I used to be terrified of hurricanes. The fear and anxiety in me would latch onto these storms like Crazy Glue. Yet with Hurricane Earl approaching New England, I’m feeling strangely apathetic.
Maybe it’s because I don’t live on the coast anymore. In Haverhill, we’re not expecting much from Earl. Some of it is definitely because a lot of the storm-driven fear left me when I brought the OCD under control.
Let’s do a flashback so you can get a better perspective:
I grew up on Revere Beach and I think the Blizzard of 1978 traumatized me for a long, long time. Every summer, when a hurricane would head toward us, I’d start having Blizzard of 78 flashbacks of the ocean surging down the Lynnway, right in front of my house, and the waves leaping over the sea wall with chunks of ice that hit the closest homes like missiles.
The tops were torn off some of the pavilions along the beach.
They stayed that way until a beach restoration project in the early 1990s. In the 1980s the exposed frames served as a reminder of what these ocean storms could do. For a long time, every nor’easter riding up the coast filled me with anxiety.
The TV news doesn’t help. Impending storms are more often than not pitched as the coming apocalypse.
From the late 1970s straight through the 1990s, I’d shake from weather reports mentioning the Blizzard of 1978 with each new storm. As a young adult, I developed a pattern of throwing a blanket over my head and going to sleep.
That’s exactly what I did in 1985 when Hurricane Gloria grazed us and, at age 21 in August 1991, when New England took a direct blow from Hurricane Bob.
My step-sister still likes to bring up how, on the morning Hurricane Bob was coming, I came into her room and yelled at her to wake up, telling her, “This aint no (expletive) Gloria.” That was me in OCD mode. I’m a little embarrassed every time I think about it, but that’s OK. Nobody got hurt.

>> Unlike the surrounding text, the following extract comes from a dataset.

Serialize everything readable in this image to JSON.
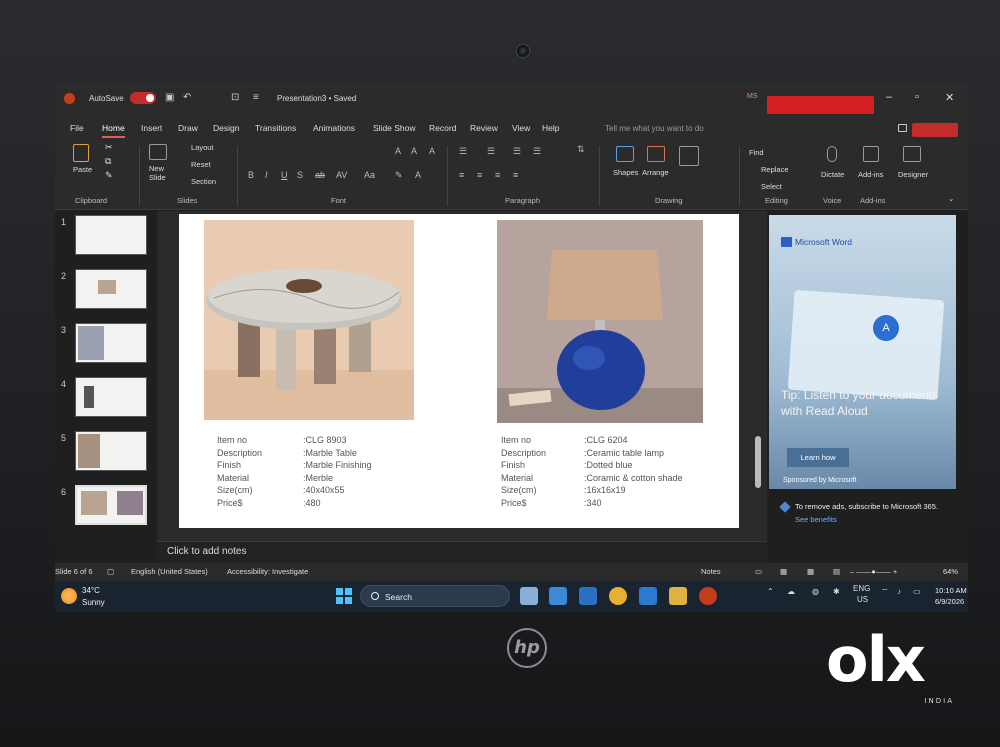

That rough weather scared the heck out of me as a kid, I think, was perfectly normal. Carrying that same fear and anxiety well into adulthood? Probably not so normal.
In more recent years, I’ve overcome that fear, and I actually like a good storm now and again. I love to drive through the snow. And when Washington D.C. got smacked with 30-plus inches of heavy snow in a blizzard during one of my visits there last February, I gleefully walked the streets as the storm continued to rage.

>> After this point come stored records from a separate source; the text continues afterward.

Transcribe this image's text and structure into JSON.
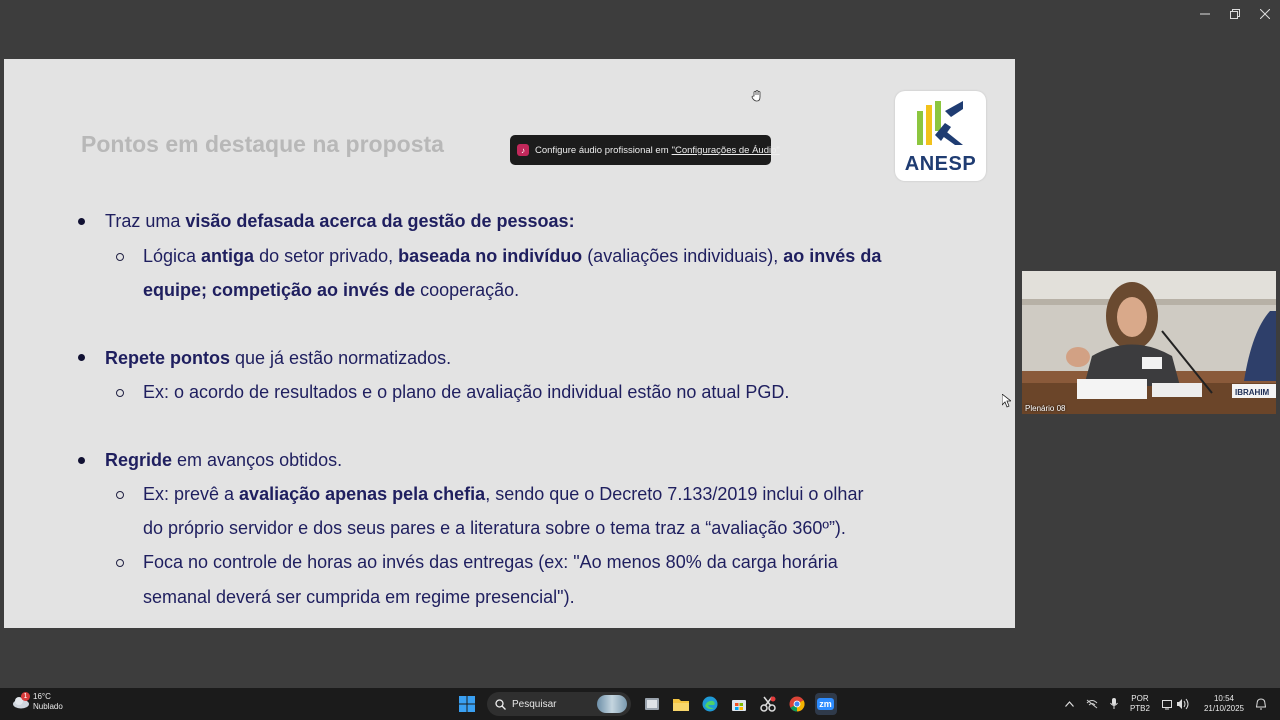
{
  "window": {
    "controls": [
      "minimize",
      "restore",
      "close"
    ]
  },
  "toast": {
    "text": "Configure áudio profissional em",
    "link": "\"Configurações de Áudio\""
  },
  "slide": {
    "title": "Pontos em destaque na proposta",
    "logo_text": "ANESP",
    "bullet1": {
      "plain1": "Traz uma ",
      "bold1": "visão defasada acerca da gestão de pessoas:"
    },
    "bullet1_sub1": {
      "p1": "Lógica ",
      "b1": "antiga",
      "p2": " do setor privado, ",
      "b2": "baseada no indivíduo",
      "p3": " (avaliações individuais), ",
      "b3": "ao invés da",
      "b4": "equipe; competição ao invés de",
      "p4": " cooperação."
    },
    "bullet2": {
      "bold1": "Repete pontos",
      "plain1": " que já estão normatizados."
    },
    "bullet2_sub1": "Ex: o acordo de resultados e o plano de avaliação individual estão no atual PGD.",
    "bullet3": {
      "bold1": "Regride",
      "plain1": " em avanços obtidos."
    },
    "bullet3_sub1": {
      "p1": "Ex: prevê a ",
      "b1": "avaliação apenas pela chefia",
      "p2": ", sendo que o Decreto 7.133/2019 inclui o olhar",
      "p3": "do próprio servidor e dos seus pares e a literatura sobre o tema traz a “avaliação 360º”)."
    },
    "bullet3_sub2": {
      "p1": "Foca no controle de horas ao invés das entregas (ex: \"Ao menos 80% da carga horária",
      "p2": "semanal deverá ser cumprida em regime presencial\")."
    }
  },
  "video": {
    "label": "Plenário 08",
    "nameplate": "IBRAHIM"
  },
  "taskbar": {
    "weather_temp": "16°C",
    "weather_desc": "Nublado",
    "weather_badge": "1",
    "search_placeholder": "Pesquisar",
    "apps": [
      "windows-start",
      "search",
      "task-view",
      "file-explorer",
      "edge",
      "store",
      "snipping-tool",
      "chrome",
      "zoom"
    ],
    "zoom_label": "zm",
    "lang_top": "POR",
    "lang_bottom": "PTB2",
    "time": "10:54",
    "date": "21/10/2025"
  },
  "colors": {
    "slide_bg": "#e3e3e3",
    "text_navy": "#1f1f5f",
    "logo_blue": "#1f3c72",
    "logo_green": "#8cc63f",
    "logo_yellow": "#f2c21b",
    "taskbar_bg": "#1b1b1b"
  }
}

This morning, I find myself wanting to grab my camera and drive to Cape Cod, which never would have occurred to me a few years ago.
Instead of fearing the danger, I want a piece of it.
I’m not going, though. Erin and the kids would not approve, nor would my friend Bob Connors, an emergency preparedness professional who has been warning his Facebook friends all week not to do stupid things like that. Since he sometimes supplies me with high-end cigars, I really don’t want to make him mad.
To my friends on the South Shore, I hope everything goes OK and that the damage is minimal.
I still respect these storms, and when we’re under the gun I know we have to be prepared.
I’m just not letting the fear suck the life out of me anymore.